6. A device according to any one of claims 1 to 5, wherein the control circuit (104) is configured to implement a Bayesian model update operation, wherein the amplitude of said third programming operation is based on the amplitude of a Langevin gradient, and the polarity of
7. The third programming operation is based on the sign of the Langevin gradient. A method for programming and reading a random value, the method comprising: programming, by a control circuit (104), a resistive memory device (102) with a random value, the resistive memory device being capable of being programmed incrementally, wherein the programming of the resistive memory device comprises: - the execution, by the control circuit (104), of a first programming operation of a resistive memory device (102) with first programming parameters in order to generate a first conductance variation of a first polarity in the resistive memory device; - the execution, by the control circuit (104), of a second programming operation of the resistive memory device (102) with the second programming parameters in order to generate a second conductance variation of a second polarity in the resistive memory device, the second polarity being the opposite polarity to the first polarity; and wherein: - an amplitude of the first programming parameters is different from an amplitude of the second programming parameters, and the method further includes reading the random value programmed in the resistive memory device by reading, through the control circuit (104), a conductance value of the resistive memory device following the first and second programming operations;either - an amplitude of the first programming parameters is the same as an amplitude of the second programming parameters, the method further comprising the execution, by the control circuit (104), of a third programming operation of the resistive memory device before the first programming operation or after the second programming operation, the random value programmed in the resistive memory device being read by reading, by the control circuit (104), a programmed conductance value of the resistive memory device after the first, second and third programming operations.;
8. A method according to claim 7, further comprising performing an analog-to-digital conversion on the read conductance value in order to generate a random digital value.
9. A method according to claim 7 or 8, wherein the resistive memory device is a domain wall device, and a pulse width, or number of pulses, applied to the domain wall device during the first programming operation is different from a pulse width, or number of pulses, applied to the domain wall device during the second programming operation.

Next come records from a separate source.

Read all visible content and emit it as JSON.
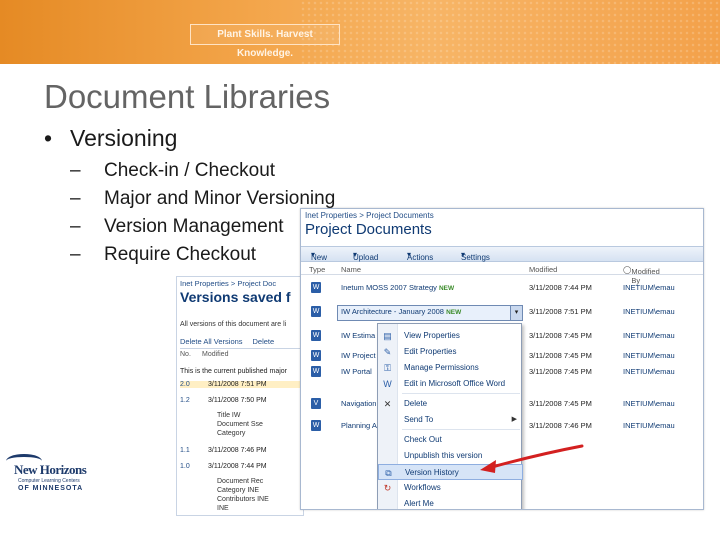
{
  "banner": {
    "tagline": "Plant Skills. Harvest Knowledge."
  },
  "slide": {
    "title": "Document Libraries",
    "bullet": "Versioning",
    "bullet_glyph": "•",
    "dash_glyph": "–",
    "subitems": [
      "Check-in / Checkout",
      "Major and Minor Versioning",
      "Version Management",
      "Require Checkout"
    ]
  },
  "logo": {
    "name": "New Horizons",
    "line1": "Computer Learning Centers",
    "line2": "OF MINNESOTA"
  },
  "versions_shot": {
    "breadcrumb": "Inet Properties > Project Doc",
    "heading": "Versions saved f",
    "description": "All versions of this document are li",
    "toolbar": [
      "Delete All Versions",
      "Delete"
    ],
    "headers": [
      "No.",
      "Modified"
    ],
    "current_note": "This is the current published major",
    "rows": [
      {
        "no": "2.0",
        "modified": "3/11/2008 7:51 PM",
        "highlight": true
      },
      {
        "no": "1.2",
        "modified": "3/11/2008 7:50 PM",
        "highlight": false
      },
      {
        "no": "1.1",
        "modified": "3/11/2008 7:46 PM",
        "highlight": false
      },
      {
        "no": "1.0",
        "modified": "3/11/2008 7:44 PM",
        "highlight": false
      }
    ],
    "meta_a": [
      "Title",
      "Document",
      "Category"
    ],
    "meta_a_values": [
      "IW",
      "Sse"
    ],
    "meta_b": [
      "Document",
      "Category",
      "Contributors"
    ],
    "meta_b_values": [
      "Rec",
      "INE",
      "INE",
      "INE"
    ]
  },
  "library_shot": {
    "breadcrumb": "Inet Properties > Project Documents",
    "heading": "Project Documents",
    "toolbar": {
      "new": "New",
      "upload": "Upload",
      "actions": "Actions",
      "settings": "Settings"
    },
    "columns": {
      "type": "Type",
      "name": "Name",
      "modified": "Modified",
      "modified_by": "Modified By"
    },
    "new_badge": "NEW",
    "docs": [
      {
        "name": "Inetum MOSS 2007 Strategy",
        "new": true,
        "modified": "3/11/2008 7:44 PM",
        "by": "INETIUM\\emau"
      },
      {
        "name": "IW Architecture - January 2008",
        "new": true,
        "modified": "3/11/2008 7:51 PM",
        "by": "INETIUM\\emau"
      },
      {
        "name": "IW Estima",
        "new": false,
        "modified": "3/11/2008 7:45 PM",
        "by": "INETIUM\\emau"
      },
      {
        "name": "IW Project",
        "new": false,
        "modified": "3/11/2008 7:45 PM",
        "by": "INETIUM\\emau"
      },
      {
        "name": "IW Portal",
        "new": false,
        "modified": "3/11/2008 7:45 PM",
        "by": "INETIUM\\emau"
      },
      {
        "name": "Navigation",
        "new": false,
        "modified": "3/11/2008 7:45 PM",
        "by": "INETIUM\\emau"
      },
      {
        "name": "Planning A",
        "new": false,
        "modified": "3/11/2008 7:46 PM",
        "by": "INETIUM\\emau"
      }
    ],
    "context_menu": [
      {
        "label": "View Properties",
        "icon": "properties-icon"
      },
      {
        "label": "Edit Properties",
        "icon": "edit-properties-icon"
      },
      {
        "label": "Manage Permissions",
        "icon": "permissions-icon"
      },
      {
        "label": "Edit in Microsoft Office Word",
        "icon": "word-icon"
      },
      {
        "label": "Delete",
        "icon": "delete-icon"
      },
      {
        "label": "Send To",
        "icon": "send-to-icon",
        "submenu": true
      },
      {
        "label": "Check Out",
        "icon": "check-out-icon"
      },
      {
        "label": "Unpublish this version",
        "icon": "unpublish-icon"
      },
      {
        "label": "Version History",
        "icon": "version-history-icon",
        "active": true
      },
      {
        "label": "Workflows",
        "icon": "workflows-icon"
      },
      {
        "label": "Alert Me",
        "icon": "alert-icon"
      }
    ]
  },
  "colors": {
    "banner": "#f3a54a",
    "title": "#646464",
    "sharepoint_blue": "#0f3a73",
    "arrow": "#d32020"
  }
}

10. A method for implementing an update operation of a Bayesian model comprising the method according to any one of claims 7 to 9, wherein the amplitude of one of the first or second programming operations is based on the amplitude and sign of a Langevin gradient.
11. A method for implementing an update operation of a Bayesian model comprising the method of any one of claims 7 to 10, wherein the amplitude of said third programming operation is based on the amplitude of a Langevin gradient, and the polarity of the third programming operation is based on the sign of the Langevin gradient.